Generally speaking, the only advantage to so-called mechanical keyboards is that springs age more consistently than rubber domes. That's it. Nothing to see here. If anyone claims that mechanical switches are more ergonomic, lighter, clicky, tactile or anything, I'm calling BS on that (and I don't mean buckling spring by BS), because there's a counterexample for any of that: Cherry MY, black Alps, weird Asian vintage switches, whatever. Sure, there's a variety of possible choices, but so is with rubber domes. I've used snappy RDs, super soft nearly linear RDs, smooth RDs, etc. Mechanical keyboards are more reliable? Bullcrap, look at those Asian $35 monstrosities with MX knock-offs.
I use keyboards with all kinds of key mechanisms, including MX Red, MX Clear, various kinds of Alps, buckling spring and even plenty of rubber domes. It doesn't matter all that much. It's the whole package that makes a difference. For example, a Model M has buckling springs, right, but it's the combination of buckling springs, 2kg weight, IBM layout *and* a set of PBT dyesubs that makes it an Model M. What about, say, a typematrix? It has scissor switches! What an inferior design. Actually, it has a decent portable layout as well, which makes it unique. And so on.
One particular reason to pick Alps-/ML-/MX-compatible switches is that you can customize them for personalised experience, they're discrete (you can wire them in a custom keyboard with whatever (un)ergonomic shape you want) and they're widespread enough for a variety of aftermarket keycaps to exist (shapes, materials... and yes, colors).

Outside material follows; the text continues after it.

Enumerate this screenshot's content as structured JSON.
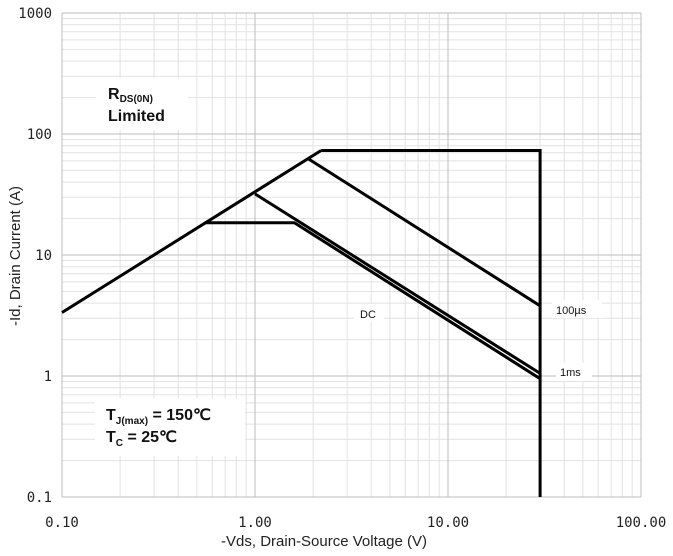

My recommendation, pick a particular keyboard with distinctive features you want. Be it Filco MJ2 because of availability of fancy aftermarket parts, Model M for its specific experience, Maltron thanks to its shape, Matias Ergo Pro as the only modern staggered split mechanical keyboard with PBT keycaps (eventually), you name it. Or build your keyboard from scratch.